Il paradosso è che le classi dirigenti, anziché accettare in pieno il mandato conferito loro dai cittadini, diventano ogni giorno di più schiave del web e dei sondaggi, consultati come oracoli infallibili. E se e quando non si fidano dei sondaggi, ricorrono alla consultazione referendaria. Per cui le moderne democrazie vanno evolvendo verso formule inedite in cui la sondaggiocrazia recita la parte della regina.
Ma chi informa chi? E su che cosa? Somin spiega che «le persone prendono decisioni migliori e più consapevoli se percepiscono in maniera evidente che la loro scelta avrà ricadute dirette sulla propria vita, come avviene per le decisioni che assumono, da consumatori, sul mercato». Morale, un conto è decidere sull’ultimo modello di tablet o di lavatrice, un conto è decidere sulla politica economica di uno Stato o di una confederazioni di stati.

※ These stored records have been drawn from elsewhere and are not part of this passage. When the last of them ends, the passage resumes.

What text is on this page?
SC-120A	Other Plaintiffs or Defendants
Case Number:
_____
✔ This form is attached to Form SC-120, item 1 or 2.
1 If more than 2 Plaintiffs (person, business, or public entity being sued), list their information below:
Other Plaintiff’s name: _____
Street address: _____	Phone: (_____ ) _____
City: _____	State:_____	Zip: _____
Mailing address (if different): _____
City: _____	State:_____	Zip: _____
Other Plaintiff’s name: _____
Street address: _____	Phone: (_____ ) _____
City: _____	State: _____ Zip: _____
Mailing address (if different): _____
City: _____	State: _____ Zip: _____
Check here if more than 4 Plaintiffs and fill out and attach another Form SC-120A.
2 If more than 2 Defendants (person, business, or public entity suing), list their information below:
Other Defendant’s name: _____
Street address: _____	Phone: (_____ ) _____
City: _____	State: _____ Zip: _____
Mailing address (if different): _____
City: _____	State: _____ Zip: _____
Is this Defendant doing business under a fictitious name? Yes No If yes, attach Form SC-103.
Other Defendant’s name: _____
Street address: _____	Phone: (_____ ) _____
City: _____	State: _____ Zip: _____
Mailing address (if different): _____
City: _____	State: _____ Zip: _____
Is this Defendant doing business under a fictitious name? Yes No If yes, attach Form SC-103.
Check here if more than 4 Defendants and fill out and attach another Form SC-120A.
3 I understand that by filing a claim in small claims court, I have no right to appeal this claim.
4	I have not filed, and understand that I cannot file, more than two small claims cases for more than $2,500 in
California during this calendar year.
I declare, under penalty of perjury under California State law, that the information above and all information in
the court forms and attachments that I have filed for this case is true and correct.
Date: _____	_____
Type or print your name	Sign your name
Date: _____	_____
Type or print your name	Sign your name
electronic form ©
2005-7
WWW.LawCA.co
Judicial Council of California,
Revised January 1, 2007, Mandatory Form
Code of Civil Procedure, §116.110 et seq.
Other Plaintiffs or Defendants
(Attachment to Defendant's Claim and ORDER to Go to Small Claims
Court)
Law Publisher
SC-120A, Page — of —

Anzi, più uno Stato allarga la sua sfera d’influenza, più decide di occuparsi di tutto, più rende difficile per il cittadino-elettore decidere a ragione veduta, ossia padroneggiando alla meglio i problemi che la futura classe eletta sarà chiamata a risolvere. Solo uno Stato snello, spiega Somin, può rendere la democrazia meno vulnerabile ai pericoli rappresentati dall’ignoranza politica. Uno Stato obeso, invece, riduce la possibilità, per la gente comune, di comprendere e approfondire le principali questioni sul tappeto. Col pericolo, sempre più incombente, di essere chiamata a sbrogliare la matassa quando la classe politica, per timori demoscopici, preferirà lavarsi le mani come Pilato.

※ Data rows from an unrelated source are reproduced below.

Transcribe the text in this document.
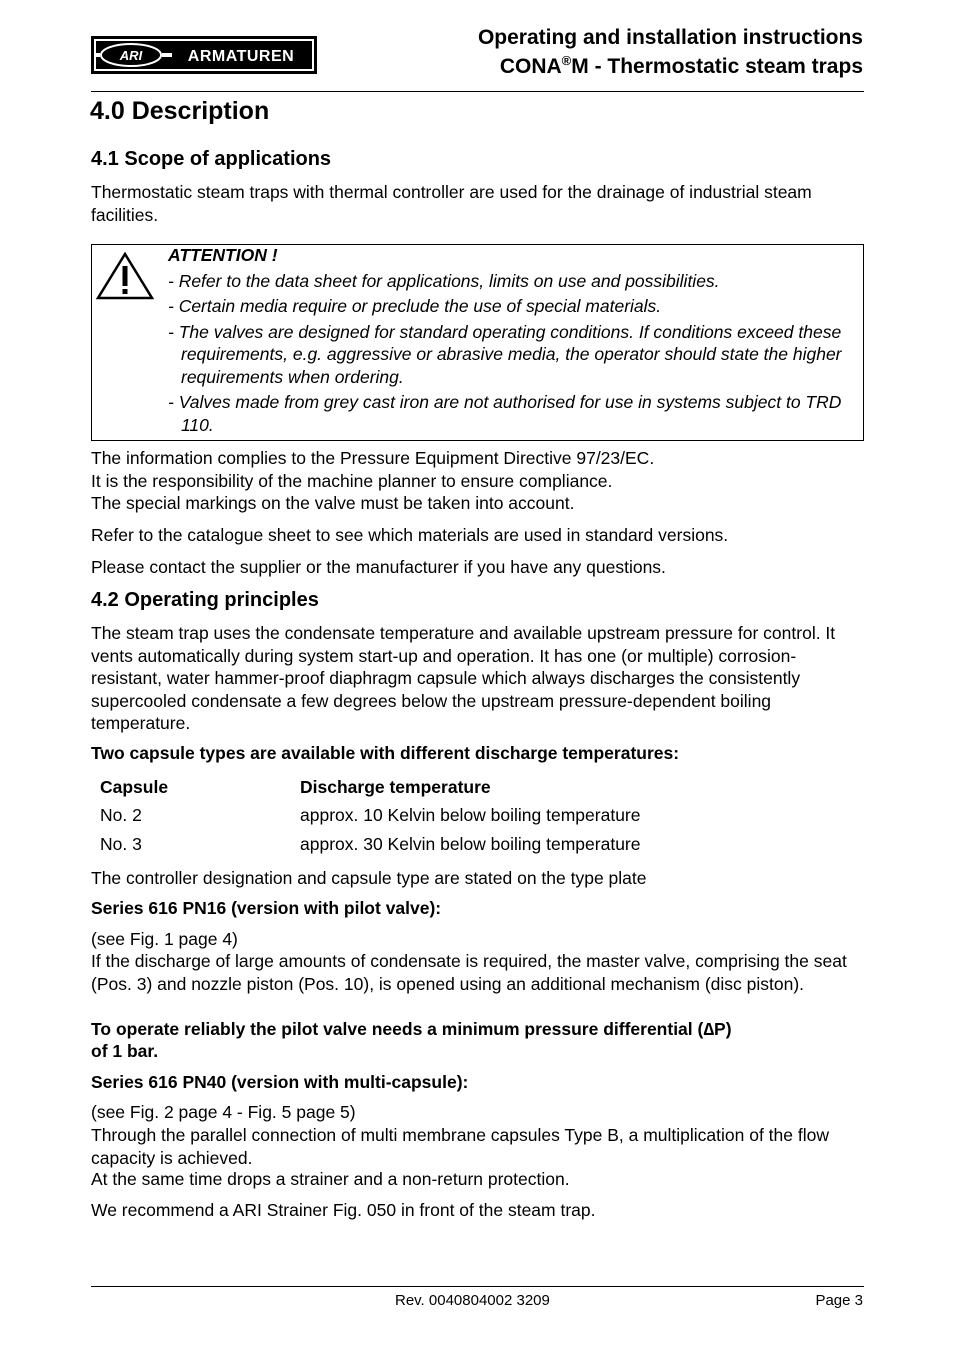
ARI	ARMATUREN
Operating and installation instructions
CONA®M - Thermostatic steam traps
4.0 Description
4.1 Scope of applications
Thermostatic steam traps with thermal controller are used for the drainage of industrial steam facilities.
ATTENTION !
- Refer to the data sheet for applications, limits on use and possibilities.
- Certain media require or preclude the use of special materials.
- The valves are designed for standard operating conditions. If conditions exceed these requirements, e.g. aggressive or abrasive media, the operator should state the higher requirements when ordering.
- Valves made from grey cast iron are not authorised for use in systems subject to TRD 110.
The information complies to the Pressure Equipment Directive 97/23/EC.
It is the responsibility of the machine planner to ensure compliance.
The special markings on the valve must be taken into account.
Refer to the catalogue sheet to see which materials are used in standard versions.
Please contact the supplier or the manufacturer if you have any questions.
4.2 Operating principles
The steam trap uses the condensate temperature and available upstream pressure for control. It vents automatically during system start-up and operation. It has one (or multiple) corrosion-resistant, water hammer-proof diaphragm capsule which always discharges the consistently supercooled condensate a few degrees below the upstream pressure-dependent boiling temperature.
Two capsule types are available with different discharge temperatures:
Capsule	Discharge temperature
No. 2	approx. 10 Kelvin below boiling temperature
No. 3	approx. 30 Kelvin below boiling temperature
The controller designation and capsule type are stated on the type plate
Series 616 PN16 (version with pilot valve):
(see Fig. 1 page 4)
If the discharge of large amounts of condensate is required, the master valve, comprising the seat (Pos. 3) and nozzle piston (Pos. 10), is opened using an additional mechanism (disc piston).
To operate reliably the pilot valve needs a minimum pressure differential (∆P)
of 1 bar.
Series 616 PN40 (version with multi-capsule):
(see Fig. 2 page 4 - Fig. 5 page 5)
Through the parallel connection of multi membrane capsules Type B, a multiplication of the flow capacity is achieved.
At the same time drops a strainer and a non-return protection.
We recommend a ARI Strainer Fig. 050 in front of the steam trap.
Rev. 0040804002 3209	Page 3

È un circolo vizioso: più lo Stato s’ingrossa, più aumenta l’ignoranza politica di eletti ed elettori, a causa della moltiplicazione e della ulteriore complessità dei problemi; ma più aumenta l’ignoranza, più lo Stato, cioè la classe politica, si affida ai disinformati per affrontare ogni tipo d’ostacoli. Con tanti saluti alla democrazia rappresentativa che costituisce la base della moderna libertà. Ecco perché lo Stato magro è portato a sbagliare di meno. Non corre il rischio continuo di ritrovarsi nella condizione di cui sopra. Uno Stato magro non corre il pericolo di dover ingaggiare leader populisti, il cui motto evoca la linea rinunciataria di un maggiorente francese degli anni Trenta: «Sono il vostro capo, vi seguo». Con tutte le conseguenze, e le reazioni (inconsulte), che una situazione simile lascia immaginare.
Batti e ribatti, il deficit di conoscenza o, se vogliamo, il surplus d’ignoranza politica, rendono necessaria una rimonta da parte delle classi dirigenti. Che invece preferiscono nascondersi davanti ai problemi per declamarli solo se c’è una telecamera nei dintorni. O, come va di moda adesso, preferiscono chiamare il popolo della Rete a pronunciarsi. La Grecia, ma la prospettiva potrebbe riguardare pure l’Italia, si è ridotta così anche per questo: più Stato padrone, più ignoranza politica, meno democrazia rappresentativa e decidente. Un cocktail esplosivo.